PyTorch regression model and Tkinter app forecasting physique changes after weight adjustments.

A machine learning playground that turned into a polished desktop tool: I built this pipeline to estimate how a client’s body measurements could shift after changing weight. From data prep to PyTorch training to a Tkinter GUI, it all lives here.

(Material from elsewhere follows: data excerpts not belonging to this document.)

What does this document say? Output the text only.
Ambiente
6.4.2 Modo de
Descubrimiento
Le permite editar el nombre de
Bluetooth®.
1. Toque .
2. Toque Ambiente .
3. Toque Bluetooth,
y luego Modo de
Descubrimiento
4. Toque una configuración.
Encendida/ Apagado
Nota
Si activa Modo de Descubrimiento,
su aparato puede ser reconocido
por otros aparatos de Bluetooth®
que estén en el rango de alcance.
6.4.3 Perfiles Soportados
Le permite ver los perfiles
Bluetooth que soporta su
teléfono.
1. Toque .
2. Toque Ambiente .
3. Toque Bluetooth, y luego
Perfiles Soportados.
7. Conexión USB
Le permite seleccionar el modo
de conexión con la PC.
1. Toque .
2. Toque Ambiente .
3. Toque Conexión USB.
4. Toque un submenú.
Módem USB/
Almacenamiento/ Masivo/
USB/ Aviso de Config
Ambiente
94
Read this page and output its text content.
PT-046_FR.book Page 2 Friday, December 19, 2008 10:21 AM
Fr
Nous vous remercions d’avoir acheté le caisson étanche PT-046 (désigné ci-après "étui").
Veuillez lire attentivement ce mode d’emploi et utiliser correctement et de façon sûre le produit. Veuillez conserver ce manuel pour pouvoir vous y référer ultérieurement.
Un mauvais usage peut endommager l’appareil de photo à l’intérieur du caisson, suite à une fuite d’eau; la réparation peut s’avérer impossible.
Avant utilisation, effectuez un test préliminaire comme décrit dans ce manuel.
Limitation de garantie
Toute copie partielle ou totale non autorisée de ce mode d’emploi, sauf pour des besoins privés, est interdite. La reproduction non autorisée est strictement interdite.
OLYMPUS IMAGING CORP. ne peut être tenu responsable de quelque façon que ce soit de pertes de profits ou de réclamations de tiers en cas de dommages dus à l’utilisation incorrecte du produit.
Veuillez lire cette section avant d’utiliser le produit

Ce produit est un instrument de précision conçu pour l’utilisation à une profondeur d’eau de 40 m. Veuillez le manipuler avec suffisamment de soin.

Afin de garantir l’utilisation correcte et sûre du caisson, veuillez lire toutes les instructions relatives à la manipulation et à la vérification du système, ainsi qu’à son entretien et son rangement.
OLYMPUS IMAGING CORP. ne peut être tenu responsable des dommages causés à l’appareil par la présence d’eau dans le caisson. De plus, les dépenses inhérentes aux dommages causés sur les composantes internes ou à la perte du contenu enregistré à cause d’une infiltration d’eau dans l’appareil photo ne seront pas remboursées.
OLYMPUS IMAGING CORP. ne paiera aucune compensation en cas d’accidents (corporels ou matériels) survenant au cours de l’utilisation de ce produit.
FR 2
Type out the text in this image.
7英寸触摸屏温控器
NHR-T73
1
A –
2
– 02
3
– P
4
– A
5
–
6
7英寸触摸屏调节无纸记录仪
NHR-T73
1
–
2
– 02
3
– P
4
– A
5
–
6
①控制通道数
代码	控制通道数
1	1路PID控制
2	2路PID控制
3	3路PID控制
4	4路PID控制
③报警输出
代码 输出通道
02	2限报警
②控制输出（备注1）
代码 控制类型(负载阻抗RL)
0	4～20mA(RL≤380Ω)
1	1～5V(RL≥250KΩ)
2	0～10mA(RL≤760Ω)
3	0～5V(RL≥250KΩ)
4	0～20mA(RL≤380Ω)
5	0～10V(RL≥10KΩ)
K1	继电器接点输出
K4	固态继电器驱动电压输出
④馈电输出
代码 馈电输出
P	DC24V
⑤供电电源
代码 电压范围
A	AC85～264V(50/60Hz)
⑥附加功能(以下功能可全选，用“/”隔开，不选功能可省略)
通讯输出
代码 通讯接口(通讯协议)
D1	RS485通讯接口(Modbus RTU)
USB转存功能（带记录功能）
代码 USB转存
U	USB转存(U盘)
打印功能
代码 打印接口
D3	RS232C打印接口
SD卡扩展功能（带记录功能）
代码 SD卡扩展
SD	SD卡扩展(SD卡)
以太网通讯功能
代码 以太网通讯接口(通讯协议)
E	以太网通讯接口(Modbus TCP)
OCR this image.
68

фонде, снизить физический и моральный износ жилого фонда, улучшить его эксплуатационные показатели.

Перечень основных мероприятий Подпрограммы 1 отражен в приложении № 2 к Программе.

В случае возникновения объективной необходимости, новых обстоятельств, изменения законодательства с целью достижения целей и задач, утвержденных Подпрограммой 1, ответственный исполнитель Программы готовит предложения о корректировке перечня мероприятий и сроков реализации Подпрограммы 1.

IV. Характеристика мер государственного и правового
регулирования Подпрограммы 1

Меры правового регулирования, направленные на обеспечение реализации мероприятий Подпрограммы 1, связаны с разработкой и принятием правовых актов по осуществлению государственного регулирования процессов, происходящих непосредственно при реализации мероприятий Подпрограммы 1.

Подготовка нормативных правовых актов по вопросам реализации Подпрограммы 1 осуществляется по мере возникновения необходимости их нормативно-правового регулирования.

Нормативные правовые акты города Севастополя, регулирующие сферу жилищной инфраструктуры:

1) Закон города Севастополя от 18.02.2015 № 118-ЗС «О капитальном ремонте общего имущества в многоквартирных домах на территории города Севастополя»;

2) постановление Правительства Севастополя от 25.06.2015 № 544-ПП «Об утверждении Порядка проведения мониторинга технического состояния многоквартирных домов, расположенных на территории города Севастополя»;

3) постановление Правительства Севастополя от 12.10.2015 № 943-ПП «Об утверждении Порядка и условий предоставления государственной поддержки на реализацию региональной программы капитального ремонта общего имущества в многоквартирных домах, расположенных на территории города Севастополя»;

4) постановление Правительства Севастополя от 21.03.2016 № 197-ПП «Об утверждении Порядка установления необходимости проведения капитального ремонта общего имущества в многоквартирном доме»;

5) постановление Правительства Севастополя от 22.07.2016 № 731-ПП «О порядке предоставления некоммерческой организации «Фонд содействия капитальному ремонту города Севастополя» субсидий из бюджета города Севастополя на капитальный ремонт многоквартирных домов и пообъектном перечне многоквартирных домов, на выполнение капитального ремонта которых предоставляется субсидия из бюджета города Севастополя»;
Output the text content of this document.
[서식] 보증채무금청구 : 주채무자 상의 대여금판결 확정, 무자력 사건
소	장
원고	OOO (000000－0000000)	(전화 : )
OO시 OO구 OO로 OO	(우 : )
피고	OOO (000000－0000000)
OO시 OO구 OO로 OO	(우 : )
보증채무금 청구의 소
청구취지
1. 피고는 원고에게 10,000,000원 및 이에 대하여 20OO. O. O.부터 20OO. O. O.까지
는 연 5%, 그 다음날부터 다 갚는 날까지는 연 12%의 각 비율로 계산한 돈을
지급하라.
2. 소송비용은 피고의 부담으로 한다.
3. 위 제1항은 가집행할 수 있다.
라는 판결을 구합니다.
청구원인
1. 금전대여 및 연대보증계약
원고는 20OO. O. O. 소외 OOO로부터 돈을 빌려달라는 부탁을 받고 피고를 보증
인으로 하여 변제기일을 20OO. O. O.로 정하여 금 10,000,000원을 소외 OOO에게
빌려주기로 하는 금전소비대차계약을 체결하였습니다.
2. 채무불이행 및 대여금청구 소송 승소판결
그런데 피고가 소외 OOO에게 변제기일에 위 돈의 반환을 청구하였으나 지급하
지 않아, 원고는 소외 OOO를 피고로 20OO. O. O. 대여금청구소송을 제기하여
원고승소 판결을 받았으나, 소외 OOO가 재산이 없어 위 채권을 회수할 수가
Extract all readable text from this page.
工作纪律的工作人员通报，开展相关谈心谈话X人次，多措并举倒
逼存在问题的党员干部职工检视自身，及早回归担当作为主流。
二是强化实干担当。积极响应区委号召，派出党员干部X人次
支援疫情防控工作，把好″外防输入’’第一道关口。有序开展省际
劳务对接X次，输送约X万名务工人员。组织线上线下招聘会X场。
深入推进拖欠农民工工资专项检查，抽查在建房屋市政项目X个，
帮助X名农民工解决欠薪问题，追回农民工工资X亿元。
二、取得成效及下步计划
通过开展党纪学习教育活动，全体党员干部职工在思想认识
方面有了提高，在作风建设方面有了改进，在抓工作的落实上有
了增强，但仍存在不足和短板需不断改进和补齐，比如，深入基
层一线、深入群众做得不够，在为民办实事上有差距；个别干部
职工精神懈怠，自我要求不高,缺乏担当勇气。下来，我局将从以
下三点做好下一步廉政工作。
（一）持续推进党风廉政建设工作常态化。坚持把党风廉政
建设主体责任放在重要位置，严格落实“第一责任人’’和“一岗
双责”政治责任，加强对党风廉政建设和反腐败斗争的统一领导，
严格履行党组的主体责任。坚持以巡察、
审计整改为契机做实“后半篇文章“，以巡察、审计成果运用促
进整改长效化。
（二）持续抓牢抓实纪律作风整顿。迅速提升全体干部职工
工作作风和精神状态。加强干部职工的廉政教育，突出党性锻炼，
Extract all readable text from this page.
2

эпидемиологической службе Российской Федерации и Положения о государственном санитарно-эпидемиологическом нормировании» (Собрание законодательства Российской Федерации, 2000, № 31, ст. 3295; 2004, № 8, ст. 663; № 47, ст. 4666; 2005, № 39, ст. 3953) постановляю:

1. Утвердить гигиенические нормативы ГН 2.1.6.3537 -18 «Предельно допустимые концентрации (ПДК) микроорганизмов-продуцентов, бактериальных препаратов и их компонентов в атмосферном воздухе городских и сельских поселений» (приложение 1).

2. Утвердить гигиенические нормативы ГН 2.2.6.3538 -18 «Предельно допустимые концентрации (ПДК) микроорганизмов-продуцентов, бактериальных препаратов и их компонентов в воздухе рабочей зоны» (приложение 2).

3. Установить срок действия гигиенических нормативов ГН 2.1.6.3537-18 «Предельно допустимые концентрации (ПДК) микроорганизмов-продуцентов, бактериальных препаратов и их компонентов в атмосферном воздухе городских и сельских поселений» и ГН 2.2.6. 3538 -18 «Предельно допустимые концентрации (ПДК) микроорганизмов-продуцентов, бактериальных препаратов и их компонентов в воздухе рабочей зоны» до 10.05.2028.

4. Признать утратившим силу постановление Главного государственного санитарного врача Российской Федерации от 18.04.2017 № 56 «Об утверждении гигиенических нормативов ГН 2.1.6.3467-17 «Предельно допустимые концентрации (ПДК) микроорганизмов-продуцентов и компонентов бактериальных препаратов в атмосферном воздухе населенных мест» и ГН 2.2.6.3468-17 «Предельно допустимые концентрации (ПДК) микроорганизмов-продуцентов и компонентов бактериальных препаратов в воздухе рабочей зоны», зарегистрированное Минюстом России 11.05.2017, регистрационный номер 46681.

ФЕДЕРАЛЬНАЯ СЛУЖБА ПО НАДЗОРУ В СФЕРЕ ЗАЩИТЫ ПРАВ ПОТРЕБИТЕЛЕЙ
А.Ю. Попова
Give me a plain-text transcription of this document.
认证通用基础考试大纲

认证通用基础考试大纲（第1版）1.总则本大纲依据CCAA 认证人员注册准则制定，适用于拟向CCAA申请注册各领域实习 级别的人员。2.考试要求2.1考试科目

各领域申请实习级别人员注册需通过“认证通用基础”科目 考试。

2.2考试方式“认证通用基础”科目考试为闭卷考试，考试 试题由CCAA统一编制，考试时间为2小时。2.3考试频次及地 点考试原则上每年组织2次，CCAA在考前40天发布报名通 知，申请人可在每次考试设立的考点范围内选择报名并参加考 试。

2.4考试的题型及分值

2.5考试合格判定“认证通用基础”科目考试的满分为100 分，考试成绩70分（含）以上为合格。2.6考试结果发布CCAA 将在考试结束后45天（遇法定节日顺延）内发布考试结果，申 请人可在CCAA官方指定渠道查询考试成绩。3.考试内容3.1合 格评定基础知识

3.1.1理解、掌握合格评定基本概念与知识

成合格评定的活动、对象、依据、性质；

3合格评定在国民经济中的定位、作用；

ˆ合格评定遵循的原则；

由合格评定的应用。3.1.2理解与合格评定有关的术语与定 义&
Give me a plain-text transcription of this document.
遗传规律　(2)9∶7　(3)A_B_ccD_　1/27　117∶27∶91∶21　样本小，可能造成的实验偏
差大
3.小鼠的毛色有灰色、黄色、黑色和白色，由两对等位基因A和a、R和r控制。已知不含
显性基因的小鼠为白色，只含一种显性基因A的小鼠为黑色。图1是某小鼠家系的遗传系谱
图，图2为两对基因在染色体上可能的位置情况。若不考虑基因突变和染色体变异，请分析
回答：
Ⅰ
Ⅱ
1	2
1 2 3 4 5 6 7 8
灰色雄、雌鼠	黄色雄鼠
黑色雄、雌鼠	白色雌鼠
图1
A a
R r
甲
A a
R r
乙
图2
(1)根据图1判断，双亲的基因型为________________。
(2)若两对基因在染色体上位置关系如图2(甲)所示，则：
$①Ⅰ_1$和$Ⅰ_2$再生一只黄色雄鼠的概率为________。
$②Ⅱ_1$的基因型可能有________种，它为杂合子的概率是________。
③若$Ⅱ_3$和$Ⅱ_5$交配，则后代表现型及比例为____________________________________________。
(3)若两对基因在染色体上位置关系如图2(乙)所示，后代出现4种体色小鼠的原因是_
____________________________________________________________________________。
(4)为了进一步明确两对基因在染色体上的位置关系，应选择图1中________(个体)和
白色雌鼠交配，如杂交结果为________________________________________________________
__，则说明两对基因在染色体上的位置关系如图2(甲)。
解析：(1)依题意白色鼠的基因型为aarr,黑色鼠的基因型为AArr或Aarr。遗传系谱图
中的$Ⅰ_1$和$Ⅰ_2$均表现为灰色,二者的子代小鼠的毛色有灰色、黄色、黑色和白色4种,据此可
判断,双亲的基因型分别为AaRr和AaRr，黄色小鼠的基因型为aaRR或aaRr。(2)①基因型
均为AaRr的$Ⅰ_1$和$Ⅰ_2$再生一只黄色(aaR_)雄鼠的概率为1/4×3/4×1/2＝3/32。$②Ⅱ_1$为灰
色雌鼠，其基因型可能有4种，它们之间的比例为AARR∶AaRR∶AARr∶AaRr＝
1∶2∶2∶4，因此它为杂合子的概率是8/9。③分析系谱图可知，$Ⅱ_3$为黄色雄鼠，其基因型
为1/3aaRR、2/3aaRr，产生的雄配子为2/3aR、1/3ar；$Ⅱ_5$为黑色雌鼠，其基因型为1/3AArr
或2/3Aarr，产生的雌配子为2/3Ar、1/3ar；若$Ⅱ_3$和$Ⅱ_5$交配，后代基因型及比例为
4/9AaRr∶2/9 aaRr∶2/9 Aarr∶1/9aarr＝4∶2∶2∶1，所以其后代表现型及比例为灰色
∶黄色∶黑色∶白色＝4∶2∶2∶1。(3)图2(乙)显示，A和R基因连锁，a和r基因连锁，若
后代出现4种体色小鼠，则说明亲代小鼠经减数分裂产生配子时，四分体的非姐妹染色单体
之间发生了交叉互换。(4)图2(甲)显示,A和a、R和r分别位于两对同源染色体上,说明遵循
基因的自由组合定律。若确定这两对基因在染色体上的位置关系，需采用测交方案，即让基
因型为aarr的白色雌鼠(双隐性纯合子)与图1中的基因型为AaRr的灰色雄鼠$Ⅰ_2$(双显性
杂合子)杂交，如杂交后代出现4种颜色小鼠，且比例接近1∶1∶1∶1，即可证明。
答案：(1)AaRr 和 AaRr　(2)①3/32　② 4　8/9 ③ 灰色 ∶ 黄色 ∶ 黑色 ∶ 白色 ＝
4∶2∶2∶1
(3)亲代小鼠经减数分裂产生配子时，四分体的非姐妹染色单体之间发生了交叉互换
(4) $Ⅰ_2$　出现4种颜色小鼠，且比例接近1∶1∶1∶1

Repo: github.com/zhaojinchu/BodyMeasurementPredictor.

Product flow

  • Tkinter desktop app lets coaches plug in current stats, target weight, and instantly see projected measurement deltas.
  • GUI constrains skeletal metrics (wrists, ankles, shoulder-to-crotch) so predictions stay realistic.
  • Packaging checklist documents how to ship the tool with PyInstaller for offline use.

Model pipeline

  • preprocess.py cleans and augments datasets, simulating multiple weight-change scenarios before scaling features.
  • PyTorch regressors (train2.py, train3.py) train on percentage deltas with early-stop checkpoints and scaler persistence.
  • Inference scripts reverse the scaling, clamp deltas, and output centimetre estimates that stay consistent across CLI and GUI.

Tooling & ops

  • Saved scalers, model weights, and augmented CSVs live alongside code for reproducible retraining.
  • Synthetic augmentation + StandardScaler combos cut down on overfitting and simplify iterative experiments.
  • Troubleshooting docs cover data sanity checks and PyInstaller options for Windows environments.
Placeholder

Next up: add confidence intervals around each prediction and expand the dataset to support additional demographics.